Davutoğlu, Bahçeli'nin, götürdükleri tekliflere "hayır" dediğini söyleyerek, sözlerini şöyle sürdürdü:
"Peki ne yapar Bahçeli? Köşesinde oturur, 'terörle mücadele et' diye başkalarına görev verir. Benim bildiğim MHP'liler ülkelerine hizmetten asla kaçmayacak, sorumluluk sahibi insanlardır. MHP tabanından biz o dönemde çok olumlu mesajlar aldık. Ama Bahçeli 'hayır' dedi, başka bir şey demedi. Ona birinin 'evet' demeyi öğretmesi lazım da hangi dilde öğreteceğiz bilemiyorum. Milletin dilini kaybeden, milletin lügatını unutan 'evet' diyebilir mi millete. Bu tutumdan en fazla samimi MHP'li kardeşlerim rahatsız oldu. Çünkü siyasi parti demek, sorumluluk almak demek.
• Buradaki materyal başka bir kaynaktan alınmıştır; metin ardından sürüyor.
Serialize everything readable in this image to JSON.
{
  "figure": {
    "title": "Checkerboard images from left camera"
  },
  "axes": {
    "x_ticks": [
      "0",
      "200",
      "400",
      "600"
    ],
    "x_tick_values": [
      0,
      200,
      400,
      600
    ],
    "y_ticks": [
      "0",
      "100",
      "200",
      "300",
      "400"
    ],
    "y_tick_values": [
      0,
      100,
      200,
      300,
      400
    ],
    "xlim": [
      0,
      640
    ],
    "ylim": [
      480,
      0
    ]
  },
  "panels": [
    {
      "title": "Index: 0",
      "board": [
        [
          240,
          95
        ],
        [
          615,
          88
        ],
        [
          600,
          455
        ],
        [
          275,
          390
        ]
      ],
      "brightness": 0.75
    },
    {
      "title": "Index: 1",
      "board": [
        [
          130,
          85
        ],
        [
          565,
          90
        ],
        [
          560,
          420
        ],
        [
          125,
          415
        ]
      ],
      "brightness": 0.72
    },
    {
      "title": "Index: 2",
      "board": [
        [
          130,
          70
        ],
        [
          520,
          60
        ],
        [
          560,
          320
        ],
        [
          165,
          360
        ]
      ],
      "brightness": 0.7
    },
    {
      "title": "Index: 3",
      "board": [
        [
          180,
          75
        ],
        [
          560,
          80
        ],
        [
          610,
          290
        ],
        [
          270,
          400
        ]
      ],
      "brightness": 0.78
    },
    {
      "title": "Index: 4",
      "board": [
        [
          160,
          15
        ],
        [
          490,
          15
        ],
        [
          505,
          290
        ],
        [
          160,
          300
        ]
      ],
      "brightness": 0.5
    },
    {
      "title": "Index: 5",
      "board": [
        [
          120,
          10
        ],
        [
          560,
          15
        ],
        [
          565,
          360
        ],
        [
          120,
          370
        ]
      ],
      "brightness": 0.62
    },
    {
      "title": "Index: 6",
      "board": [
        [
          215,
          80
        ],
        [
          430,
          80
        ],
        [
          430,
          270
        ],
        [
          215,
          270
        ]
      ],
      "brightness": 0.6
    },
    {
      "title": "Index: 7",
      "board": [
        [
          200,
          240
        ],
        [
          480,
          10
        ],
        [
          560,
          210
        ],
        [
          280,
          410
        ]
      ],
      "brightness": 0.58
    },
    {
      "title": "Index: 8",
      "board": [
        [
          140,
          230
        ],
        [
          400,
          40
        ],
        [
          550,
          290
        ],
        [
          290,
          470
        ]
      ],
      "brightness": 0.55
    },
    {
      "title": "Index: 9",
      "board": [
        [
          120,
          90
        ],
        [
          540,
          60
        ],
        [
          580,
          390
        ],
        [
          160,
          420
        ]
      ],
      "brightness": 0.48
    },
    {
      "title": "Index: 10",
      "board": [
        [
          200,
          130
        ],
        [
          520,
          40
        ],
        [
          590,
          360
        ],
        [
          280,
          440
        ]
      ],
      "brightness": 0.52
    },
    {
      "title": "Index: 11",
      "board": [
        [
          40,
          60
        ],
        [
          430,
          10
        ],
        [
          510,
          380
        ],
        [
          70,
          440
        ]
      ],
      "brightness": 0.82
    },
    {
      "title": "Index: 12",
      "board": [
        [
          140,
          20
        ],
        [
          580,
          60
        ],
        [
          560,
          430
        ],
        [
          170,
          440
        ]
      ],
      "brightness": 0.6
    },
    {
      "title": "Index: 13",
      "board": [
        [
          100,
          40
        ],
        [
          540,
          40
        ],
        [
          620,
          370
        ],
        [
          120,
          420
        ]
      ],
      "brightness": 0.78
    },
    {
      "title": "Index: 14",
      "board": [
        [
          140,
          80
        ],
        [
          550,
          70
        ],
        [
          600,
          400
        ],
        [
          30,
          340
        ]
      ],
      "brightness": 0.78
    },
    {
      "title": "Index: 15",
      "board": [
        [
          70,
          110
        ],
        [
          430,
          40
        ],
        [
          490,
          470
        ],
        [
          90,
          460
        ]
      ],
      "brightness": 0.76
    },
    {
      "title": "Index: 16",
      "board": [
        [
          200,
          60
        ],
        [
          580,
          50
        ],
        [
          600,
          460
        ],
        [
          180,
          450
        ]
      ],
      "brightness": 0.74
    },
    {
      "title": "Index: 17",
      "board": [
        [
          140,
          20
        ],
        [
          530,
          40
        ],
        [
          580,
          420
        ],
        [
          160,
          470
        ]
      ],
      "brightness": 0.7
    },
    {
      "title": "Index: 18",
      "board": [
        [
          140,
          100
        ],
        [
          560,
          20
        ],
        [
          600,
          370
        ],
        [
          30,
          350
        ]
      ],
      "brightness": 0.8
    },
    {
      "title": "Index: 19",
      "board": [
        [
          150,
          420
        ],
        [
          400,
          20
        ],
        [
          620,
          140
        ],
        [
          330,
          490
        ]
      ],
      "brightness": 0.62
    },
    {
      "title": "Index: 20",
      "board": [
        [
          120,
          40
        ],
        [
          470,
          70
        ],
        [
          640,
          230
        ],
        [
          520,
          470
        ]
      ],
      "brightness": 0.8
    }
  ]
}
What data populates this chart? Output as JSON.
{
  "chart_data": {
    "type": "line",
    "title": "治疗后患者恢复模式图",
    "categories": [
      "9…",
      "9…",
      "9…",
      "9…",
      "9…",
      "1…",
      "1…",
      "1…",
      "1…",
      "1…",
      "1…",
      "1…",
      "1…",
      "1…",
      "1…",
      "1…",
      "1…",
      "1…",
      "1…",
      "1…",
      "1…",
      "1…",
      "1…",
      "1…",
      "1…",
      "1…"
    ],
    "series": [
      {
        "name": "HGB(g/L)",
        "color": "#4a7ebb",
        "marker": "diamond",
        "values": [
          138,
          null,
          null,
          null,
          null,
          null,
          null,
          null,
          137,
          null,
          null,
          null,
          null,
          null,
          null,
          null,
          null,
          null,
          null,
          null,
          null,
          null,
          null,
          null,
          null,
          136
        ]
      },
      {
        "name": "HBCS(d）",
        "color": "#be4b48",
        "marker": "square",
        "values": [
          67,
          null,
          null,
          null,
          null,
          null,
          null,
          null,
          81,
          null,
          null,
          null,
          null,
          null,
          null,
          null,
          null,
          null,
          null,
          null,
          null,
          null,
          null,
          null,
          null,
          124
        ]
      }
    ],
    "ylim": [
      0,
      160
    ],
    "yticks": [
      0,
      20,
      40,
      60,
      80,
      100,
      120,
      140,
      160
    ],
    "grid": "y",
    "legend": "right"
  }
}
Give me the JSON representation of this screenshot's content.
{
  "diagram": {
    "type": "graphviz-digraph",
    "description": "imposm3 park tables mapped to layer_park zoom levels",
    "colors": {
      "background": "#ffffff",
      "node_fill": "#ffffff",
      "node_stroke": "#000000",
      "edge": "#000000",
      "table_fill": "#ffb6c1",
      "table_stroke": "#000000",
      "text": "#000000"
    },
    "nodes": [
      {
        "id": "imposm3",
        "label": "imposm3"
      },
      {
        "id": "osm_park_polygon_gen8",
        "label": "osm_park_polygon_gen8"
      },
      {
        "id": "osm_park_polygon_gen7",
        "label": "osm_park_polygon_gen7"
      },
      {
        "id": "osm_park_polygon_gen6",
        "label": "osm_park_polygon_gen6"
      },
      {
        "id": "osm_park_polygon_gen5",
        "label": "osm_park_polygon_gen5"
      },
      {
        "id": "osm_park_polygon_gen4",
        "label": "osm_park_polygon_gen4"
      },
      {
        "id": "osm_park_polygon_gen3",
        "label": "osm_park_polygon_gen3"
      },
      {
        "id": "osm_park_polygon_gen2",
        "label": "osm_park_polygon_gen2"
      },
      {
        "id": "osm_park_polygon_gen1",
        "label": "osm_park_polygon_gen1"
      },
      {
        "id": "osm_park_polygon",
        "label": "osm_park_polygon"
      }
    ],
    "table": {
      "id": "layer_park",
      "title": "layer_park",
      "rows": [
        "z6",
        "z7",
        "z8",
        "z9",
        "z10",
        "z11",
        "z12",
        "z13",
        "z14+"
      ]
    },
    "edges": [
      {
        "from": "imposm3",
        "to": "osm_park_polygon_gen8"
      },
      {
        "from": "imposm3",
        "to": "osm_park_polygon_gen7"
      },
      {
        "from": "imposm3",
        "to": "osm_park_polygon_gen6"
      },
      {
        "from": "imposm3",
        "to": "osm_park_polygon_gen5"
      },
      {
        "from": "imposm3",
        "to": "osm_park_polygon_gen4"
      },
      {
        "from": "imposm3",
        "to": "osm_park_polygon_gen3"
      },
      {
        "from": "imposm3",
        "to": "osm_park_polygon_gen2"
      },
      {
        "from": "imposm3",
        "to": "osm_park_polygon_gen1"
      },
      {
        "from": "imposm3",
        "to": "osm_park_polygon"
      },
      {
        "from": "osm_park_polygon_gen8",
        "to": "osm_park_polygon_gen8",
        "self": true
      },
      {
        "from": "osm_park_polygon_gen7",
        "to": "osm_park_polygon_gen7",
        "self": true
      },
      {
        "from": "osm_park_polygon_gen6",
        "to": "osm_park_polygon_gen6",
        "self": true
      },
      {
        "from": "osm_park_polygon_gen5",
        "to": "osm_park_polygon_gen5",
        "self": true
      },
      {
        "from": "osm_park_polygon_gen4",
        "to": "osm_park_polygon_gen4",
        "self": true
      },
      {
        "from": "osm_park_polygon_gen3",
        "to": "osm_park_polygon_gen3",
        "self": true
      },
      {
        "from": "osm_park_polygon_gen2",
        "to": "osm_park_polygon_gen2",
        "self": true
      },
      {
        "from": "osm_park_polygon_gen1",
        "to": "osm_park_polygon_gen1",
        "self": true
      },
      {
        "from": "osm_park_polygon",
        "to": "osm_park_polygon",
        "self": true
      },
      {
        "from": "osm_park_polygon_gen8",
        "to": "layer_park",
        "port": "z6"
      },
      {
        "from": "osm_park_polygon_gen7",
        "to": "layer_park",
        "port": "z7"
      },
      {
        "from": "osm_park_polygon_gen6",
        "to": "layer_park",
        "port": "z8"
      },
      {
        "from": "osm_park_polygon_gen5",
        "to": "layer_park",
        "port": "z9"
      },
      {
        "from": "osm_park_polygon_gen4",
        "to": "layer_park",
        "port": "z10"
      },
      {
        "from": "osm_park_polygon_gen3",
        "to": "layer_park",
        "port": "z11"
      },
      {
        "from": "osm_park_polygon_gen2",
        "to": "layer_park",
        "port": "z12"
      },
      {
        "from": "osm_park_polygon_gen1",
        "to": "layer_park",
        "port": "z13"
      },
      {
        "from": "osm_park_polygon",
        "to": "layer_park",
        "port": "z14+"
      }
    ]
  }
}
Sorumluluk almadı, korktu, çekindi. Türkiye terörle mücadele ediyormuş hiç umurunda değil. Söze gelince kimse ondan daha fazla bağıramıyor. Bağıracağı zaman maşallah sesini yükseltiyor. Ağzından hakaretler, küfürler hiç eksik olmuyor. Siyasi nezaketten nasibini almamış. Bayramlık ağzını her açtığında öfke kusuyor. Sürekli kızgın, öfkeli. Habire birilerini suçluyor. Bir kere de tebessüm et. Bir kere de şöyle halk senin mütebessim yüzünü görsün. Yok. Sürekli öfkeli, kızgın. Herkesi suçluyor. Vatan hainliğiyle, terörist olmakla, bölücülükle suçluyor."
"SEN DEĞİL MİYDİN PARALEL YAPI'YA SELAM DURAN?"
Bahçeli'ye hitaben "Sen değil miydin daha 4 yıl önce en yakın arkadaşlarına kumpas kurup partine ameliyat yapmak isteyen Paralel Yapı'ya selam duran?" ifadelerini kullanan Davutoğlu, "Şimdi çıkmış, 'tek bayrak, tek millet, tek vatan, tek devlet' diyerek ülkede ayak basmadık yer bırakmayan Cumhurbaşkanımıza, bizlere hakaret ediyor" dedi.
Milletin Cumhurbaşkanını bağrına bastığını anlatan Davutoğlu, Bahçeli'nin koalisyon hükümeti kurulmamasından kendilerini sorumlu tutmasını eleştirdi.